Gli studi di architettura a Londra di David Chipperfield e Zaha Hadid
di Carlo Cuomo
Lo studio di Chipperfield è un bell’edificio, in Agar Grove, che lui ha progettato e realizzato per sé nel 1988/89. Lasciata la viabilità principale, attraverso una stradina si accede ad un cortile (pavimentato con lastricato di pietra e brecciolino) e da questo allo studio.

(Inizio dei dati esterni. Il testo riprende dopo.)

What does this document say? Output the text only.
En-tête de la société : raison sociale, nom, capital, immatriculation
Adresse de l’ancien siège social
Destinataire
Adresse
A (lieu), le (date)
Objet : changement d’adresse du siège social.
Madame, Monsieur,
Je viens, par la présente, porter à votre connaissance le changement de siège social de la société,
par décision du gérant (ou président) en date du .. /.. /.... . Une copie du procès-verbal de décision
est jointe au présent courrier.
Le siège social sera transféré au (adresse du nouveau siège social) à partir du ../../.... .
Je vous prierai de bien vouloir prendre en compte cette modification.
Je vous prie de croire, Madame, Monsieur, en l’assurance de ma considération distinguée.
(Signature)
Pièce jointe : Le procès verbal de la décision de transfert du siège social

Ordinato e tranquillo all’esterno, in parte circondato da alti alberi, l’edificio organizza e definisce lo spazio esterno come una grande anticamera all’aperto che accoglie e introduce all’interno dello studio. Ordinato e tranquillo l’interno dove prevalente è il legno: il parquet del pavimento, i piani da lavoro, le belle sedioline di Alvar Aalto e poi i tanti plastici in ogni angolo a fianco e sopra ogni piano. Plastici da lavoro, per lo studio di particolari, plastici da vedere e da mostrare e al centro della sala principale quasi troneggia il modello della Cittadella Giudiziaria di Salerno.
Poche le aperture sull’esterno (scorci e lembi di verde), molte le aperture che cercano, modulano e filtrano la luce esterna ricreandola all’interno. Un sereno e misurato ambiente da lavoro rigorosamente professionale, senza ridondanza.
Chipperfield non c’è, è in viaggio, ma ci accoglie regalandoci una visita guidata ed esclusiva alla Tate Gallery da poco completata da Herzog e De Meuron.
Esterno dello studio di David Chipperfield
Ambiente da lavoro: i modelli (Studio David Chipperfield)
Ambiente da lavoro (Studio David Chipperfield)
Ambiente da lavoro (Studio David Chipperfield)
I modelli invadono tutto lo studio e si intuisce l’importanza che assumono nel controllo tridimensionale dello spazio. Sono il sistema progettuale. Consentono di controllare ogni modificazione in tempo reale.
Dentro un complesso scolastico in disuso a Bowling Green Lane, in un edificio di mattoncini rossi, oltre un cancello di ferro, all’interno di un cortile, come dentro un film di Hitchcock, al primo piano dopo una ripida scala c’è lo studio di Zaha Hadid. Un grande ambiente con un pavimento rosso, arancio e viola. Tavoli da lavoro con sopra computer, 5,10, 20, ... un ambiente compatto, scaffali ricolmi di cartelle nere, tutte allineate, uguali. Pannelli con disegni alle pareti, colorati, neri, rossi, ocra, viola. Bottiglie, tazze da the, sigarette, volti orientali, italiani, indiani, tedeschi, romani, anche un giovane architetto di Potenza. Nel bagno foto, libri e targhe di premi. Un caffè un po’ troppo lungo, un vassoio con cibi "all’italiana" (buon pane, pomodori e formaggio Bel Paese). Una stanza per incontri e riunioni: al centro un bellissimo tavolo con un piano azzurro che ha spessore e profondità (è realizzato sovrapponendo fogli di plexi-glass uguali ma con ritagli, all’interno della sagoma, di forme diverse). Non ricordo finestre, forse sono alte. Sono tutti molto giovani, vengono un po’ da tutto il mondo ad affollare questo luogo. Non c’è molto tempo per guardare, per essere dentro lo studio tra i più importanti del momento. Riviste un po’ ovunque, libri, plastici, modellini, video e CD...
Cortile esterno dello studio di Zaha Hadid
Ambiente da lavoro: i modelli informatici (Studio Zaha Hadid)
Ambiente da lavoro (Studio Zaha Hadid)
Sala delle riunioni (Studio Zaha Hadid)
Zaha Hadid non c’è, è in viaggio con i suoi abiti e con tutta la sua persona.
Luglio 2000
Trionfano nello studio i modelli informatici, quelli dell’era elettronica, molto più flessibili di quelli tradizionali. Consentono una "manipolazione" maggiore. Ci si "intrufola" dentro le forme.